There is a famous result of Banyaga stating that if two closed symplectic manifolds $(M_1, \omega_1)$ and $(M_2, \omega_2)$ have isomorphic groups of Hamiltonian diffeomorphisms $\mathrm{Ham}(M_1, \omega_1)\simeq \mathrm{Ham}(M_2, \omega_2)$ then there exists a diffeomorphism $f:M_1\rightarrow M_2$ such that $f^*\omega_2=\lambda \omega_1$ for some $\lambda\in\mathbb{R}^{*}$. In other words, a symplectic structure on a closed manifold is determined (up to rescaling) by the group of Hamiltonian diffeomorphisms.
The result of Banyaga tells us that, in principle, it should be possible to understand the topology of $M$ only from $\mathrm{Ham}(M, \omega)$. However, as far as I understand, it's pretty hard to actually give an algorithm for doing that.
So my question is: are there any explicit procedures for recovery of algebro-topological invariants of $M$ from $\mathrm{Ham}(M, \omega)$? I am particularly interested in recovery of the fundamental group $\pi_1(M)$.
A weaker question would be: is there any explicit condition on $\mathrm{Ham}(M, \omega)$ which guarantees that $M$ is simply-connected?

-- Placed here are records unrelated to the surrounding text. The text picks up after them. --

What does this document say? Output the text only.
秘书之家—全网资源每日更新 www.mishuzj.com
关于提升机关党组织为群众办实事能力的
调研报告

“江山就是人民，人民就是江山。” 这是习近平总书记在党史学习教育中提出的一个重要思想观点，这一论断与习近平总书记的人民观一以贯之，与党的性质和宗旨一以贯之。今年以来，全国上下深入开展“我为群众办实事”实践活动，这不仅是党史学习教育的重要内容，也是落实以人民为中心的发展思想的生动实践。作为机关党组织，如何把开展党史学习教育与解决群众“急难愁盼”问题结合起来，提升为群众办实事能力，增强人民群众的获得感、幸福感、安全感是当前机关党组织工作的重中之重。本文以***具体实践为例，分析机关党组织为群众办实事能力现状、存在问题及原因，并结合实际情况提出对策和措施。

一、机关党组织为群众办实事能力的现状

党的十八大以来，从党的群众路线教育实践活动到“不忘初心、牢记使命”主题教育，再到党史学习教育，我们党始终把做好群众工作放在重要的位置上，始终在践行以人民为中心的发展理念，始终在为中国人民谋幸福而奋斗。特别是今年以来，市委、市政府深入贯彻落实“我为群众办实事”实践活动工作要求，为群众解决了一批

I am aware of one comparatively weak result in this direction. Banyaga has constructed a map (called flux map) $f:\pi_1(\mathrm{Symp}_0(M, \omega))\rightarrow H^1(M, \mathbb{R})$. He has also shown that there is an isomorphism $$ \mathrm{Symp}_0(M, \omega)/\mathrm{Ham}(M, \omega) \simeq H^1(M, \mathbb{R})/\mathrm{ker}\:f. $$ Therefore, if we know both $\mathrm{Symp}^0(M, \omega)$ and $\mathrm{Ham}(M, \omega)$ we can at least recover a quotient of $H^1(M, \mathbb{R})$ (so we have a lower bound for its rank, for example).
P.S.: A clear exposition of some results on the group of Hamiltonian diffeomorphisms can be found in Polterovich's book "The geometry of the group of symplectic diffeomorphisms" (chapter 14 is particularly relevant to the question).